Historically the world of craft and ceramics was deemed a fusty pastime, inferior to the mediums of paintings and sculpture, but after arriving to London as an émigré in 1938, Lucie Rie turned clay into a modernist art form that would sit in the most avant-garde homes. Rie combined an acute knowledge of the modernist aesthetic, with the superb technical skill creating works with sublime lines and forms, sgraffito decoration and colourful glazes as with the sublime pink sgraffito and jade green bowls in this edition, that had not been seen in British pottery up to this moment in time.
In his own way Grayson Perry also subverted the narrative of what had come before him with his satirical viewpoint and sardonic humour Perry’s ceramic art works parody and disentangle many art historical reference points, as with the current work. This piece, takes on many of the elements synonymous with Perry’s work, with its blending of techniques such as slip trailing and photographic transfer, and in transforming pottery into a space for personal expression and satire. As with many of his unique ceramic works, the medium provided Perry with a safe space to explore his alter-ego Claire who takes centre stage in the current work, and is depicted in full Victorian mourning dress with one of his infamous pots in the background. This work becomes a place for self-reflection, as well as transforming the utilitarian nature of the medium into a statement of rebellion and satire. As Perry points out ‘My pots always carry with them the intellectual baggage of the history of ceramics, its archaeology, geography and value system. But up close, the content of my work can confound all that’ (Grayson Perry cited in Jacky Klein, Grayson Perry, London 2009, p. 242).
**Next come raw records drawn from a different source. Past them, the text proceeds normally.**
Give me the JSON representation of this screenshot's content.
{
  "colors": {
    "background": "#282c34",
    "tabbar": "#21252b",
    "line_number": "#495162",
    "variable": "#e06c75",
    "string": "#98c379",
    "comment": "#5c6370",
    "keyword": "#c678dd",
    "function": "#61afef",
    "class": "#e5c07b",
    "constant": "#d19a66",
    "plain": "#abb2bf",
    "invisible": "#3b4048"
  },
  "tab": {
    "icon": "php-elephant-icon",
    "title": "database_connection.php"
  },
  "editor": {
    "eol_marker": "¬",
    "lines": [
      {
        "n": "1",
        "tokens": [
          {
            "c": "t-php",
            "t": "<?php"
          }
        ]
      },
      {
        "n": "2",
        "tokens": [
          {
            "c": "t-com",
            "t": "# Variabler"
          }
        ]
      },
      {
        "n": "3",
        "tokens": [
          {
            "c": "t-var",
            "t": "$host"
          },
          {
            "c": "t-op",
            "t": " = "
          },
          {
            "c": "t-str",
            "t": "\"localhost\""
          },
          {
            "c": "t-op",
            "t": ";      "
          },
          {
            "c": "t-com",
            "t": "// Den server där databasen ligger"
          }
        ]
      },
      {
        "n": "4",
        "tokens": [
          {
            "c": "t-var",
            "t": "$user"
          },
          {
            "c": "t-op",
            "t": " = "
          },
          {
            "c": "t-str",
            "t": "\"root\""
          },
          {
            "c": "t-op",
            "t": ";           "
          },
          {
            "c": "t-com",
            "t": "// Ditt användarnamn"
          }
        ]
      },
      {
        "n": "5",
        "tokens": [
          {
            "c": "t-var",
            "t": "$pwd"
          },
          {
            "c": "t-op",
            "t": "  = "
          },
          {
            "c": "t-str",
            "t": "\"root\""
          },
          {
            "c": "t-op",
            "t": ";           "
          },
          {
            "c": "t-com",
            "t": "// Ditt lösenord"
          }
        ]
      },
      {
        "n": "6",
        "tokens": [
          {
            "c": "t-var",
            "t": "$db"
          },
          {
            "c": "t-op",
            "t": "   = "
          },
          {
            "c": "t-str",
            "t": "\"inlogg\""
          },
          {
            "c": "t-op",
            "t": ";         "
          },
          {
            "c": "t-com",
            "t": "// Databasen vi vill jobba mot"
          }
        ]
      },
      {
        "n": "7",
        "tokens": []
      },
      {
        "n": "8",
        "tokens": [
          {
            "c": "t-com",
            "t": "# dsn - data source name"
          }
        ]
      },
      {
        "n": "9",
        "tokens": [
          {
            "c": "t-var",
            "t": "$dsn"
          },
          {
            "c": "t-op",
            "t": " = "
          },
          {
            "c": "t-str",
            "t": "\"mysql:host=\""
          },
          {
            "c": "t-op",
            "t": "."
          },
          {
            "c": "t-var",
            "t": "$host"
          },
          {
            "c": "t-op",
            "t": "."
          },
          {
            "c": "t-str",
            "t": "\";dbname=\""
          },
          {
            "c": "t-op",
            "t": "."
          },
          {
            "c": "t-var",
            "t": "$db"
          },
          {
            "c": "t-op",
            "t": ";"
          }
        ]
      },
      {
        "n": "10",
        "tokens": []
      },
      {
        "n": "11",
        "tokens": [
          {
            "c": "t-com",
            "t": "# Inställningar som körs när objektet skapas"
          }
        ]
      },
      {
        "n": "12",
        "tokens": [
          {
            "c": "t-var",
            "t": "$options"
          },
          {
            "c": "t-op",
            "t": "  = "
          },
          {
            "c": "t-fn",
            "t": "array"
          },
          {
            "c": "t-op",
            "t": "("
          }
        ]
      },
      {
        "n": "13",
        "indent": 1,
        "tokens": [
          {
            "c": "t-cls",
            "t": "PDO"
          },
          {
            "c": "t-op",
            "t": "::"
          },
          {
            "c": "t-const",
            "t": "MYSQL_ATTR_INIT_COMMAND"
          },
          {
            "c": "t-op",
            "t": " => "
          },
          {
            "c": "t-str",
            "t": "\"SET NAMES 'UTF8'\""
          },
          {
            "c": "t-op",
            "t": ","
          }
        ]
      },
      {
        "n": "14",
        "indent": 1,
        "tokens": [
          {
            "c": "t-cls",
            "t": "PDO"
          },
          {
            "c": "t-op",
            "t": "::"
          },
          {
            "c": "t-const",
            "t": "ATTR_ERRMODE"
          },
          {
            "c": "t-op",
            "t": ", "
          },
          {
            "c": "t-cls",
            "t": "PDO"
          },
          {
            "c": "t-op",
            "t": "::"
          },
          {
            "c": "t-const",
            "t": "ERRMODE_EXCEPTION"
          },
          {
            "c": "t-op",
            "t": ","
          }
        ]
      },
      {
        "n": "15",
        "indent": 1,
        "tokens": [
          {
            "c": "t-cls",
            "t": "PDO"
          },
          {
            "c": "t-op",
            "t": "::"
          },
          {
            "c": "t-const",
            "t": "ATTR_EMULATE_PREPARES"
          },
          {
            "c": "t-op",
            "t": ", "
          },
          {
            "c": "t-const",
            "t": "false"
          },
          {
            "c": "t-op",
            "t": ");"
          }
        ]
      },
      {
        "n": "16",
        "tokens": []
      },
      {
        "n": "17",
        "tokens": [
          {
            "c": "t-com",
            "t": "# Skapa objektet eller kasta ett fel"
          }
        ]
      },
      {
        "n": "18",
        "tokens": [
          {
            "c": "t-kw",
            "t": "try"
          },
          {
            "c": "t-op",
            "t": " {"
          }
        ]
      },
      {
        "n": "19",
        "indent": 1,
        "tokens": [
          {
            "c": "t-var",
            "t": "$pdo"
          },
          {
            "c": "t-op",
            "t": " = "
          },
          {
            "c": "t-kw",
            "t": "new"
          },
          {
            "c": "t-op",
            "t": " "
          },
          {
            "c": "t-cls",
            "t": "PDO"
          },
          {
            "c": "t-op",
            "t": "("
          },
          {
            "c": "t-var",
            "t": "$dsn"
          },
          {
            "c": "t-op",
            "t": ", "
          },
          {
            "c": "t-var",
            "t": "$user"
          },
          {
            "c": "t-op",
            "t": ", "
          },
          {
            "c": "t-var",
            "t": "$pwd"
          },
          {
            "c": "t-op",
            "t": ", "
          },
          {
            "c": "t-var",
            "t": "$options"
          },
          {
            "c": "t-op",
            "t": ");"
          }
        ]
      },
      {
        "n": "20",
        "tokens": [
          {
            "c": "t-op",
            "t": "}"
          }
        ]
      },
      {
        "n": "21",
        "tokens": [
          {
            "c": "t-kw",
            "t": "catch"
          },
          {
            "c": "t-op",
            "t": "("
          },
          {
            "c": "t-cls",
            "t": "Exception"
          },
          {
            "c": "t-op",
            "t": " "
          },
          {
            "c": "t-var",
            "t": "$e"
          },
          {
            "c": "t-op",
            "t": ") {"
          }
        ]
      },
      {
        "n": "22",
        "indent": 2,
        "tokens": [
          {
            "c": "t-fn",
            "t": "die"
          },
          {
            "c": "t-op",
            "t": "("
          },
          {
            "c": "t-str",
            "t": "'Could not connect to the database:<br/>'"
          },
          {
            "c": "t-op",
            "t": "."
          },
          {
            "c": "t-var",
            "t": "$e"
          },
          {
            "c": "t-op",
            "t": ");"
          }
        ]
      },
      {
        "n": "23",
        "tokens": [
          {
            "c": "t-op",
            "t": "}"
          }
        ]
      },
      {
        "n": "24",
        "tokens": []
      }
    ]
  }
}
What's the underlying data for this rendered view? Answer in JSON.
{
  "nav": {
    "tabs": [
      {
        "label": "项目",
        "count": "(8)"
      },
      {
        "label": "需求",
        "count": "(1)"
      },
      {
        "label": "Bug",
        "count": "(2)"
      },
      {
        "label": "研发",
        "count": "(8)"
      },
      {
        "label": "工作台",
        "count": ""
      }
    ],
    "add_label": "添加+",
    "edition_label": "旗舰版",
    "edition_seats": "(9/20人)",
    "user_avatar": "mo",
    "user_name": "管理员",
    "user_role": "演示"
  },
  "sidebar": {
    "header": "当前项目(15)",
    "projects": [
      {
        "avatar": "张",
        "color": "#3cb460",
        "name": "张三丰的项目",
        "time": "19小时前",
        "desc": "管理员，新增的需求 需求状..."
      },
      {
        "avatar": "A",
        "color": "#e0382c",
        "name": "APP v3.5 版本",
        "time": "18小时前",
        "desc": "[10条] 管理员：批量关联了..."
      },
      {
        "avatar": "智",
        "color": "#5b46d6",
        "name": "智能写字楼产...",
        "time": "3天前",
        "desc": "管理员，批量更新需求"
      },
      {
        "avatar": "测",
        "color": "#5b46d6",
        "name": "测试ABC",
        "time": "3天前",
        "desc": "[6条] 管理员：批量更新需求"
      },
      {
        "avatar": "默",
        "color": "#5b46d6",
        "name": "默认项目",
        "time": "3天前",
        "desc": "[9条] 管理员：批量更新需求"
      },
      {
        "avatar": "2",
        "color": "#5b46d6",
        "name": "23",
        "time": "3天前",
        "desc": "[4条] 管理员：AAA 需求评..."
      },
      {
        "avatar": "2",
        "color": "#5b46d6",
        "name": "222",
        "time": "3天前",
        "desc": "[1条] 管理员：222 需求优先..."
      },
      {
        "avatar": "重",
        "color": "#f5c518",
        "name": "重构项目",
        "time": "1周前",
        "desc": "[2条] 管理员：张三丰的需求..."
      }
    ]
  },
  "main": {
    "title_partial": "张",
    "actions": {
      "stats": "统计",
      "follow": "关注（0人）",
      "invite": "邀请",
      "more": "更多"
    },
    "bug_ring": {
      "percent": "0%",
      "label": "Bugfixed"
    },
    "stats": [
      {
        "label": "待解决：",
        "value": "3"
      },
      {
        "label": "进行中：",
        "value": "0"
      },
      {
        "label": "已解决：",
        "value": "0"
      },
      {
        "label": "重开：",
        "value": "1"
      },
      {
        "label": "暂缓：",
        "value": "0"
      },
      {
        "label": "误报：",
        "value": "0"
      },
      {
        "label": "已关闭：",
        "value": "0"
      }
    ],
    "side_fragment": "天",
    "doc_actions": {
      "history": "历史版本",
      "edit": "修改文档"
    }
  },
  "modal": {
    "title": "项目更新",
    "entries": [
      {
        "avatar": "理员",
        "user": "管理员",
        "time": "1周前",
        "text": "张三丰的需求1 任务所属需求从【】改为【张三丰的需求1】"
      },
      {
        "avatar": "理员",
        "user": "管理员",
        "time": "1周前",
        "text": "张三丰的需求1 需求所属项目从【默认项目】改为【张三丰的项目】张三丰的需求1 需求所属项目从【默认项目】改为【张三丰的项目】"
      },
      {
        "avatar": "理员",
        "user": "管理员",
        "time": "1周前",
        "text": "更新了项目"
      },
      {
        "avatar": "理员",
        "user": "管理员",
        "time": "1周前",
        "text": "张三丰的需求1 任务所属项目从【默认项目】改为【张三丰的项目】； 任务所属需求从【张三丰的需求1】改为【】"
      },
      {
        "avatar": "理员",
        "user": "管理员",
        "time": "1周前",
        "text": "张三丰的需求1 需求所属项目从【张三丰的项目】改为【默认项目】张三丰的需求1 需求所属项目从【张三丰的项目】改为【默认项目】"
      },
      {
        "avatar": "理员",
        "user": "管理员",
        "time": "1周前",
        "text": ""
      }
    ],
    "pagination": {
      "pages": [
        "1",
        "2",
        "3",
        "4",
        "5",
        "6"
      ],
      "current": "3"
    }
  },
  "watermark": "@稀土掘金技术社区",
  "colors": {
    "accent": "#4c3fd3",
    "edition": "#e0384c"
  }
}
In contrast Akiko Hirai is more interested in creating ‘imperfect’ and asymmetrical organic forms contrary to the work Rie was creating in the previous generation. In particular her large moon jars, modern versions of centuries old Korean vessels, made of grogged stoneware with rugged and cracked porcelain deposits over layered slips beneath running ash glazes, displays the full rawness of the material against the purity of the white glaze, with the aim of revealing beauty in the ‘unpolished’ work.